In the event of a temporary downturn in production, the employer may second the employee in order not to disperse his professional skills
Supreme Court of Cassation, Employment Section, Order 17 September 2020, No 19413
The reason for sending an employee on secondment can also be of a non-economic or patrimonial nature in the strict sense of the word, but as a type of solidarity: what is important is that it does not result in a mere outsourcing of the work of others.
The case originates from an employee of a car manufacturing company that suffered a temporary downturn in production and with employees on furlough, who was seconded to a company manufacturing mechanical components for cars.
The seconder’s interest in the posting, caused by the temporary production crisis, was not to disperse the professional patrimony of the worker, but rather to increase the “individual functional versatility”.
At the end of the secondment, the worker filed a claim in Court, challenging the secondment as fraudulent and in any case in violation of the terms of Article 30 of Legislative Decree no. 276 of 2003, which requires the establishment of an employment relationship with the secondee company.
The Court of Appeal, overturing the decision of the court of first instance, rejected the worker’s claim on the grounds that the requirements of legitimacy of the posting, i.e. the interest of the seconder and the temporary nature of the secondment, existed.

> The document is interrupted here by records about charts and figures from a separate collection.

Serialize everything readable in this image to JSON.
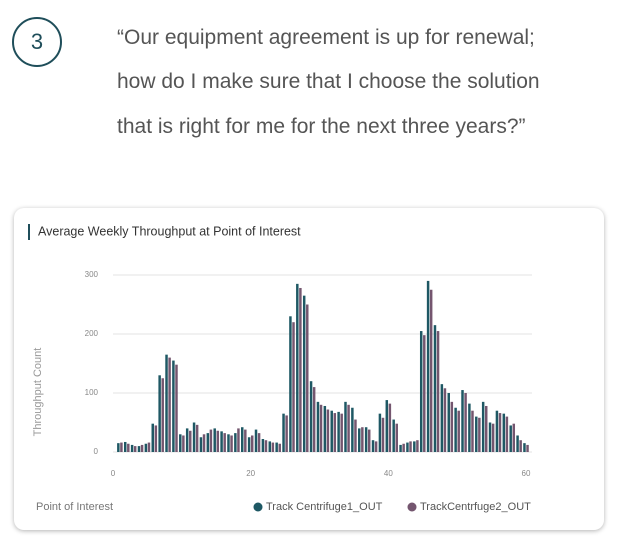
{
  "number": "3",
  "quote": [
    "“Our equipment agreement is up for renewal;",
    "how do I make sure that I choose the solution",
    "that is right for me for the next three years?”"
  ],
  "chart_data": {
    "type": "bar",
    "title": "Average Weekly Throughput at Point of Interest",
    "x_label": "Point of Interest",
    "y_label": "Throughput Count",
    "x": [
      1,
      2,
      3,
      4,
      5,
      6,
      7,
      8,
      9,
      10,
      11,
      12,
      13,
      14,
      15,
      16,
      17,
      18,
      19,
      20,
      21,
      22,
      23,
      24,
      25,
      26,
      27,
      28,
      29,
      30,
      31,
      32,
      33,
      34,
      35,
      36,
      37,
      38,
      39,
      40,
      41,
      42,
      43,
      44,
      45,
      46,
      47,
      48,
      49,
      50,
      51,
      52,
      53,
      54,
      55,
      56,
      57,
      58,
      59,
      60
    ],
    "series": [
      {
        "name": "Track Centrifuge1_OUT",
        "color": "#1e5864",
        "values": [
          15,
          17,
          12,
          10,
          14,
          48,
          130,
          165,
          155,
          30,
          40,
          50,
          25,
          32,
          40,
          35,
          30,
          32,
          42,
          25,
          38,
          22,
          18,
          16,
          65,
          230,
          285,
          265,
          120,
          85,
          78,
          70,
          68,
          85,
          75,
          40,
          42,
          20,
          65,
          88,
          55,
          12,
          16,
          18,
          205,
          290,
          215,
          115,
          100,
          75,
          105,
          82,
          60,
          85,
          50,
          70,
          65,
          45,
          28,
          15
        ]
      },
      {
        "name": "TrackCentrfuge2_OUT",
        "color": "#74566f",
        "values": [
          16,
          14,
          10,
          12,
          16,
          45,
          125,
          160,
          148,
          28,
          36,
          46,
          30,
          38,
          36,
          32,
          28,
          40,
          38,
          28,
          32,
          20,
          16,
          14,
          62,
          220,
          278,
          250,
          110,
          80,
          72,
          66,
          65,
          80,
          55,
          42,
          38,
          18,
          58,
          82,
          48,
          14,
          18,
          20,
          198,
          275,
          205,
          108,
          85,
          70,
          100,
          70,
          58,
          78,
          48,
          66,
          60,
          48,
          20,
          12
        ]
      }
    ],
    "xlim": [
      0,
      60
    ],
    "xticks": [
      0,
      20,
      40,
      60
    ],
    "ylim": [
      0,
      300
    ],
    "yticks": [
      0,
      100,
      200,
      300
    ],
    "grid": true
  }
}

The Court of Appeal acknowledged the interest of the seconder, caused by the well-documented temporary slump in production, not to disperse the professional assets of the company, i.e. it’s skilled workforce.
Furthermore, the Court pointed out that the secondment was also characterized by the requirement for it to be of a temporary nature.

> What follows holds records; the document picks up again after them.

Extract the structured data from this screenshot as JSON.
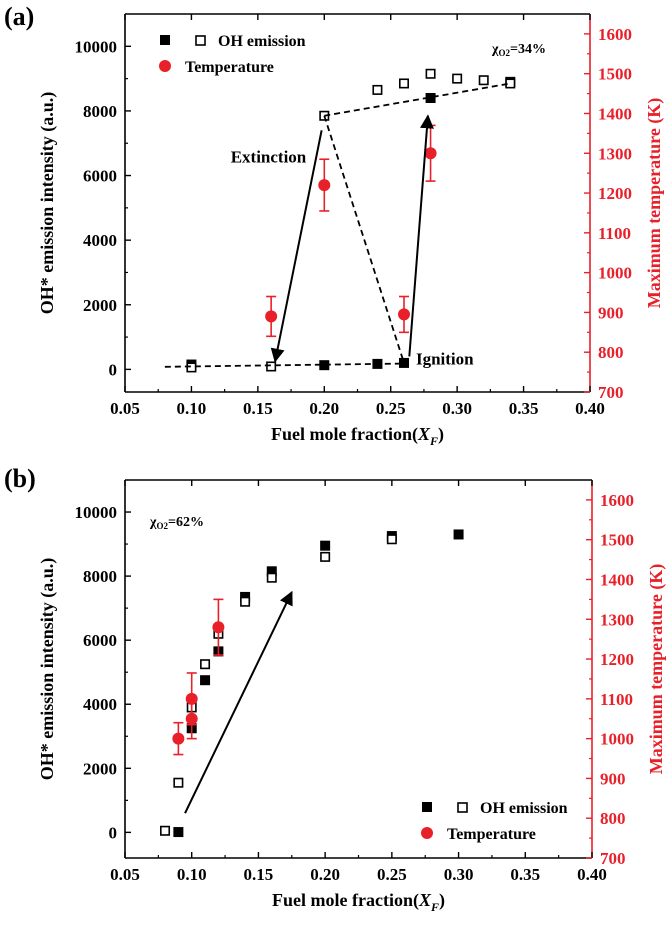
{
  "chart_data": [
    {
      "panel": "(a)",
      "type": "scatter",
      "xlabel": "Fuel mole fraction(X_F)",
      "xlabel_main": "Fuel mole fraction(",
      "xlabel_var": "X",
      "xlabel_sub": "F",
      "xlabel_close": ")",
      "ylabel": "OH* emission intensity (a.u.)",
      "y2label": "Maximum temperature (K)",
      "xlim": [
        0.05,
        0.4
      ],
      "ylim": [
        -700,
        11000
      ],
      "y2lim": [
        700,
        1650
      ],
      "xticks": [
        "0.05",
        "0.10",
        "0.15",
        "0.20",
        "0.25",
        "0.30",
        "0.35",
        "0.40"
      ],
      "yticks": [
        "0",
        "2000",
        "4000",
        "6000",
        "8000",
        "10000"
      ],
      "y2ticks": [
        "700",
        "800",
        "900",
        "1000",
        "1100",
        "1200",
        "1300",
        "1400",
        "1500",
        "1600"
      ],
      "chi_label": "χ",
      "chi_sub": "O2",
      "chi_value": "=34%",
      "legend": {
        "oh": "OH emission",
        "temp": "Temperature",
        "position": "top-left"
      },
      "series": [
        {
          "name": "OH emission",
          "marker": "filled-square",
          "color": "#000000",
          "x": [
            0.1,
            0.2,
            0.24,
            0.26,
            0.28,
            0.34
          ],
          "y": [
            150,
            130,
            170,
            200,
            8400,
            8900
          ]
        },
        {
          "name": "OH emission",
          "marker": "open-square",
          "color": "#000000",
          "x": [
            0.1,
            0.16,
            0.2,
            0.24,
            0.26,
            0.28,
            0.3,
            0.32,
            0.34
          ],
          "y": [
            60,
            90,
            7850,
            8650,
            8850,
            9150,
            9000,
            8950,
            8850
          ]
        },
        {
          "name": "Temperature",
          "marker": "circle",
          "color": "#e8202a",
          "x": [
            0.16,
            0.2,
            0.26,
            0.28
          ],
          "y": [
            890,
            1220,
            895,
            1300
          ],
          "err": [
            50,
            65,
            45,
            70
          ]
        }
      ],
      "annotations": [
        {
          "text": "Extinction"
        },
        {
          "text": "Ignition"
        }
      ]
    },
    {
      "panel": "(b)",
      "type": "scatter",
      "xlabel": "Fuel mole fraction(X_F)",
      "xlabel_main": "Fuel mole fraction(",
      "xlabel_var": "X",
      "xlabel_sub": "F",
      "xlabel_close": ")",
      "ylabel": "OH* emission intensity (a.u.)",
      "y2label": "Maximum temperature (K)",
      "xlim": [
        0.05,
        0.4
      ],
      "ylim": [
        -800,
        11000
      ],
      "y2lim": [
        700,
        1650
      ],
      "xticks": [
        "0.05",
        "0.10",
        "0.15",
        "0.20",
        "0.25",
        "0.30",
        "0.35",
        "0.40"
      ],
      "yticks": [
        "0",
        "2000",
        "4000",
        "6000",
        "8000",
        "10000"
      ],
      "y2ticks": [
        "700",
        "800",
        "900",
        "1000",
        "1100",
        "1200",
        "1300",
        "1400",
        "1500",
        "1600"
      ],
      "chi_label": "χ",
      "chi_sub": "O2",
      "chi_value": "=62%",
      "legend": {
        "oh": "OH emission",
        "temp": "Temperature",
        "position": "bottom-right"
      },
      "series": [
        {
          "name": "OH emission",
          "marker": "filled-square",
          "color": "#000000",
          "x": [
            0.09,
            0.1,
            0.11,
            0.12,
            0.14,
            0.16,
            0.2,
            0.25,
            0.3
          ],
          "y": [
            10,
            3250,
            4750,
            5650,
            7350,
            8150,
            8950,
            9250,
            9300
          ]
        },
        {
          "name": "OH emission",
          "marker": "open-square",
          "color": "#000000",
          "x": [
            0.08,
            0.09,
            0.1,
            0.11,
            0.12,
            0.14,
            0.16,
            0.2,
            0.25
          ],
          "y": [
            50,
            1550,
            3900,
            5250,
            6200,
            7200,
            7950,
            8600,
            9150
          ]
        },
        {
          "name": "Temperature",
          "marker": "circle",
          "color": "#e8202a",
          "x": [
            0.09,
            0.1,
            0.1,
            0.12
          ],
          "y": [
            1000,
            1050,
            1100,
            1280
          ],
          "err": [
            40,
            50,
            65,
            70
          ]
        }
      ],
      "annotations": []
    }
  ]
}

The Supreme Court rejected the worker’s appeal and upheld the judgment of the Court of Appeal.
According to the Court of Cassation, in fact, the Court of Appeal “with adequate and correct reasoning, based on the examination of the documentation produced and the conduct of the parties, that the interest was actually that indicated: the increase in the individual professional versatility of the worker, in a context of temporary business crisis, while waiting for the production to recover, in order not to disperse the professional skills of each employee. The same Court commented that the worker himself had implicitly endorsed the truth of this intent by not opposing the secondment at the time”.
In this regard, the tasks assigned to the worker during the secondment, which were different from those performed in his usual job “can be a measure of the increase in the worker’s skills”, so much so that he went on to apply for jobs at a higher level.
The Supreme Court judges, in upholding the decision of the Appeal. Court went on to say that “the interest in the posting may also be of a non-economic or patrimonial nature in the strict sense, but a type of a solidarity: the important thing is that it does not result in outsourcing the work of others”.
With reference to the requirement of temporariness, which must exist for the entire duration of the posting, the Supreme Court rejected the worker’s grievances highlighting how “it becomes irrelevant the argument put forward by the applicant, namely that the crisis had ended earlier (6.1. 2010) than the posting, because the interest, as specified above, has been identified in the increase of professional versatility, although in a situation of temporary business crisis and, therefore, the brief period of time between the end of the crisis and the end of the posting itself was justified”.
Finally, from the point of view of the possible consequences of sanctions, the Supreme Court of Cassation considered as correct the assumption according to which “the case provided for by Article 30, paragraph 3D.
Legislative Decree no. 276 of 2003 (posting that involves a change in duties that requires the workers’ consent and posting with transfer to a production unit located more than 50 km from the one to which the worker is assigned that requires the existence of proven technical, organizational, productive and replacement reasons)” – as in the case in point – “is not sanctioned with the integral protections, unlike the hypothesis set forth in art. 30 par. 1 Legislative Decree no. 276 of 2003”.
In fact, the Court of Cassation goes on to say that “the right of the worker to request the establishment of an employment relationship with the secondee company who used the service is provided for only in the case of Article 30, paragraph 1 of Legislative Decree no. 276 of 2003 and not also for the one referred to in paragraph 3 (ubi lex voluit dixit)”.
With regard to the criterion of interpretation, the Supreme Court points out that “paragraph 5 bis of Article 18 of Legislative Decree No. 276 of 2003 states that the penalties provided therein (now decriminalized, see Criminall Case No. 10484 of 2016) can be imposed only in the case of posting without the requirements of Article 30 paragraph 1, thus excluding the one referred to in paragraph 3.”
The legislator’s intention, continues the Supreme Court of Cassation in the rule under examination, “was therefore to provide that the hypothesis considered more serious, i.e. secondment without the requirements of interest and temporariness, should be given civil protections of a “constitutive” and “administrative” type (before they were criminal), while for the hypotheses governed by paragraph 3, only damages should be granted”.
This approach, concludes the Court of Cassation, is reasonable and balanced with respect to the underlying interests of the parties and that a worker can perform his services with a person other than his employer, where certain prerequisites exist.